I couldn’t help it. My gaze was drawn to Camden, still engrossed in his own conversation.
Unfortunately, my mother correctly interpreted my momentary silence. “There is! What is his name?”
I sighed. It truly wasn’t worth the fight. “His name is Camden. He works in tech.”
“So he’s smart. That’s good. Then my grandchildren will be smart.”
I’d been a late-in-life baby. My parents had suffered from infertility and then my mother miraculously got pregnant with me when she was thirty-nine years old. I was apparently their reason for existing, and there had never been such helicopter parenting as I had growing up. They thought every fever meant I had meningitis and every bruise must mean internal organ failure. I was pretty sure they were the reason my pediatrician had been able to buy a second home in Aspen.
“Mom, I just met Camden. No one is giving you grandchildren.”
“I know! That’s the problem!” she said in an exasperated tone.
Because she’d been older when she had me, that meant all of her peers not only had grandchildren, but some of them even had teenage grandkids. For some reason this made my mom desperate and she’d been pushing me since my twenty-first birthday four years ago to fall in love and have babies as soon as possible.
I pointed out to her once that even if I did find a guy, I might have the same fertility issues she’d had. That conversation had not gone over well.
When I didn’t respond she added on, “I’m not getting any younger and neither are you.”
I was only twenty-five but she acted like I was close to retirement age. “So, Mom, other than me depriving you of babies, how are things going?”
“Oh no, you don’t get to change the subject on me. I want a picture of this Camden. I need to see what we’re working with here.”

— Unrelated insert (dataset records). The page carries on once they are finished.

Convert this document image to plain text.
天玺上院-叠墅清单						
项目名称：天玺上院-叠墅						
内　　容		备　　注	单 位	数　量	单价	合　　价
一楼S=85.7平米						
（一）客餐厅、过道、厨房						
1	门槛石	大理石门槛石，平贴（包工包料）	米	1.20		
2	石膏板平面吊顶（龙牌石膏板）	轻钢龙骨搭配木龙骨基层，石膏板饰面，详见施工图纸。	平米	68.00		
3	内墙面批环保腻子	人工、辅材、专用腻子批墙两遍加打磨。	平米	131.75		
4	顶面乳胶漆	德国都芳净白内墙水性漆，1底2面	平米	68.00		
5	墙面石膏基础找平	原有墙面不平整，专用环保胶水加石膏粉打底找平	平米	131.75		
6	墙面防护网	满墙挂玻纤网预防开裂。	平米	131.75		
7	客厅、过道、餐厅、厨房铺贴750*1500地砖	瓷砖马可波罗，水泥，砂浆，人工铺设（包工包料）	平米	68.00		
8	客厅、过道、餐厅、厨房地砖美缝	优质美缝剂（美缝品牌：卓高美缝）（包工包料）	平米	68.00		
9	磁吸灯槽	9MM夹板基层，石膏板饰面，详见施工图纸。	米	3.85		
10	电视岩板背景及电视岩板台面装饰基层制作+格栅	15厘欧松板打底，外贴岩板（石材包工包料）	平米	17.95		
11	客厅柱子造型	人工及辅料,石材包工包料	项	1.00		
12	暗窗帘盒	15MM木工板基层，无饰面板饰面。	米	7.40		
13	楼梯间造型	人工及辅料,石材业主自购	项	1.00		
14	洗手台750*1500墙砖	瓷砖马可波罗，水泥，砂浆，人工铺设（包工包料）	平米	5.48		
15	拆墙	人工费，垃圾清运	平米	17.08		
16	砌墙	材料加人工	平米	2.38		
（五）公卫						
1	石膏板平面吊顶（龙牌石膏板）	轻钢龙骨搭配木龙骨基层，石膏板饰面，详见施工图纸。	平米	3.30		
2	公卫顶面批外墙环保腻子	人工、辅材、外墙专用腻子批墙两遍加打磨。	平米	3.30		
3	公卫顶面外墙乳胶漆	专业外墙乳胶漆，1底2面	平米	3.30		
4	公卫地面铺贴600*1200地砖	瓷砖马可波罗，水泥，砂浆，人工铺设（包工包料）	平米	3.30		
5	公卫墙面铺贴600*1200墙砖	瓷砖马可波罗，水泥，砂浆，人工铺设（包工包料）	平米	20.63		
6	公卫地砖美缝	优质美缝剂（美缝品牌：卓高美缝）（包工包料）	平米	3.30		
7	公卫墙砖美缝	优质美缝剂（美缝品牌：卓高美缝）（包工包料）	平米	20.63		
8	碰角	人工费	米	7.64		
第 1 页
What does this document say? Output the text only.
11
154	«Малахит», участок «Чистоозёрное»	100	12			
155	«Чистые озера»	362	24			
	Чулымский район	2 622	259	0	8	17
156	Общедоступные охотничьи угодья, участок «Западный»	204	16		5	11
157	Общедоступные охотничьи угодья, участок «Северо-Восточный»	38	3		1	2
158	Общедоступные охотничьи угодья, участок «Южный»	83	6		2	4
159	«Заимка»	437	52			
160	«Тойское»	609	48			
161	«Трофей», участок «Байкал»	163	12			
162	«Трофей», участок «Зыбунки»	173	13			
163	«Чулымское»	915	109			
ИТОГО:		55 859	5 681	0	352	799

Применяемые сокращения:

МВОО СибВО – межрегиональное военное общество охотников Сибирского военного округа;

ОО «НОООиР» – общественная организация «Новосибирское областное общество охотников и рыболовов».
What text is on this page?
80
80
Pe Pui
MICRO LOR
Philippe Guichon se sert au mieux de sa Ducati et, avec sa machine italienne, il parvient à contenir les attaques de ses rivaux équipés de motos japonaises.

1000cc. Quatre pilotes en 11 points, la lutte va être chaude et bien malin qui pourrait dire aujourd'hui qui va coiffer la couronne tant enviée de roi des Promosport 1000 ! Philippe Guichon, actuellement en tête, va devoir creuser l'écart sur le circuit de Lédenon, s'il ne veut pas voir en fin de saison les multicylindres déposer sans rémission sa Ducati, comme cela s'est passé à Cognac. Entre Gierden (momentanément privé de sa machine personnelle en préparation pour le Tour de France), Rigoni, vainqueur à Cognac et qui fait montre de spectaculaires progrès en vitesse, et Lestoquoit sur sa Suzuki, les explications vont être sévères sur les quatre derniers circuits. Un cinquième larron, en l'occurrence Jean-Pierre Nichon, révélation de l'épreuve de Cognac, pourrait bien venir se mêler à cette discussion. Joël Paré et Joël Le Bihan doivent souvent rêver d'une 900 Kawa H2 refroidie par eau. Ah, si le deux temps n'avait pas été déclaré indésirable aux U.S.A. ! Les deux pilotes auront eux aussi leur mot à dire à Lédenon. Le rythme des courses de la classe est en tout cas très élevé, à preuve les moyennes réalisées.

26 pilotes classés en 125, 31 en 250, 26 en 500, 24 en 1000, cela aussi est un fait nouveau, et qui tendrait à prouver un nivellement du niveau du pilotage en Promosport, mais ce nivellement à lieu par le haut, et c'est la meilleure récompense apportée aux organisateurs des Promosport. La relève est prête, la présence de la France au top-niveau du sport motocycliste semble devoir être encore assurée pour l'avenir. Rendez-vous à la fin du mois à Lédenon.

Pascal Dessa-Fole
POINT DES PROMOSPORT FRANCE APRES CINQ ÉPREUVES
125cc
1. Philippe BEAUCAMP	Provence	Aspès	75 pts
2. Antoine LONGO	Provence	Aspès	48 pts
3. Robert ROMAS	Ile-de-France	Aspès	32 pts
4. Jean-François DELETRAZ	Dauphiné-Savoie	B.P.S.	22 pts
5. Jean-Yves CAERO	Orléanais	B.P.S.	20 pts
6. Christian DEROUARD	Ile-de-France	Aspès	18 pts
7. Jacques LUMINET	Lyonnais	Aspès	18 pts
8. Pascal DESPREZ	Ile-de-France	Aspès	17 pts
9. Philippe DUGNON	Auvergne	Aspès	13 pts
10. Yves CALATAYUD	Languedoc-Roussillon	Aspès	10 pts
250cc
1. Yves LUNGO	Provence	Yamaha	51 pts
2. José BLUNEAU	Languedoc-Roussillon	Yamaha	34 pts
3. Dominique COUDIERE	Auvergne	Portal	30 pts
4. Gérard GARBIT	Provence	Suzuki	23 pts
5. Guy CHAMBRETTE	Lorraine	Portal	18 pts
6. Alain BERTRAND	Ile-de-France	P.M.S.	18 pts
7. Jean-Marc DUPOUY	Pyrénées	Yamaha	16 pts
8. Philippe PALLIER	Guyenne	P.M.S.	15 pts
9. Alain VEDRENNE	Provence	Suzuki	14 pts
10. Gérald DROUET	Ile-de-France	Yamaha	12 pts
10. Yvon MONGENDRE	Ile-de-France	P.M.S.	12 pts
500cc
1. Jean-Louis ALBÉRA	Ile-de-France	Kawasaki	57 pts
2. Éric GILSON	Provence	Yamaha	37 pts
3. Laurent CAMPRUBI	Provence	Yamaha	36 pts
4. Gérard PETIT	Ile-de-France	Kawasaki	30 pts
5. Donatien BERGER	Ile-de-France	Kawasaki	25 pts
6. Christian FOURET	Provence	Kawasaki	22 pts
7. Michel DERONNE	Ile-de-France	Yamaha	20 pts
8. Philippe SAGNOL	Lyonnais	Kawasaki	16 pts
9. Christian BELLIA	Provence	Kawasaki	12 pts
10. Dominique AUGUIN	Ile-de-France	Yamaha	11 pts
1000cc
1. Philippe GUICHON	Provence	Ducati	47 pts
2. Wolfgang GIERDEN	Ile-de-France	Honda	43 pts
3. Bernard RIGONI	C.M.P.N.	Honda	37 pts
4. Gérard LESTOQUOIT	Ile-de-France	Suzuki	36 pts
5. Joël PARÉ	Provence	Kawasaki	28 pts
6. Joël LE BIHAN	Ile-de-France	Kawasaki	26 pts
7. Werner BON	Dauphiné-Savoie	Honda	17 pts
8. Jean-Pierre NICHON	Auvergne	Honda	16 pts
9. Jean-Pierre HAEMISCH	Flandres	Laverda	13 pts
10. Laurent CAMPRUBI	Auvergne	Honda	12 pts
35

Closing my eyes, I counted silently to ten. No wonder I was so good with demanding brides—my mom could be the worst. “I’m not taking a picture of him.”
“Please send your poor, deprived mother just one picture. I spent thirty-seven hours in labor with you.”
I could feel the guilt trip coming on, and I wasn’t interested in booking passage. I didn’t need the laundry list of all the ways I’d made her suffer before I was even born.
“Fine,” I grumbled. “Hold on.” Better to give in to this small bit of madness than for her to escalate things. I looked up to see where Camden had gone, but he wasn’t on his phone.
I had one heart-stopping moment where I was terrified he’d returned to the table and was standing behind my chair listening to every word, but when I turned around he was talking to Dan’s mom, Irene, at the next table over. I let out a sigh of relief and then got up to walk past him, turning my phone at the last second to catch him laughing. I checked the photo, seeing that his face was mostly visible if a bit blurry, and sent it off to my mom.
“Done,” I told her as I headed to the outskirts of the party, not wanting anyone to overhear. I’d lost track of Camden once; I didn’t need it to happen again. One of the camera crew had pointed his camera at me, and I put my hand up in front of my face so they’d stop filming me.
“How do I find it again?” she asked. I had to walk her through how to put me on speaker and then scroll to her messages to find the photo.
“Well, he’s handsome!” she declared. “I approve.”
Just what I’m living for. Your approval of a relationship that’s not happening. I smiled, even though she couldn’t see me. I’d read once that your tone changed when you smiled. “It was so great catching up with you but I need to go and get something for the bride to eat.”
“It feels like you’re trying to get off the phone with me.”
I am, I wanted to say, trying to ignore the hurt in her voice. It was a lot of pressure being a long-waited-for child. I headed to the dessert table, piled a plate with chocolate-covered strawberries, and then brought it to Sadie. There. Not a lie.
She smiled up at me, saw I was on my phone, and said softly, “Come find me later. There’s something I need to tell you.”
I nodded to show that I’d heard, and was about to ask her what was going on when the director came over, wanting to set up some shots of Dan and Sadie playing the games.
So instead I told my mother, “I really do need to get back to this party.”
“Are you taking fish oil? You need those omega-3s for fertility. And you should probably be taking folic acid, too. Just in case.”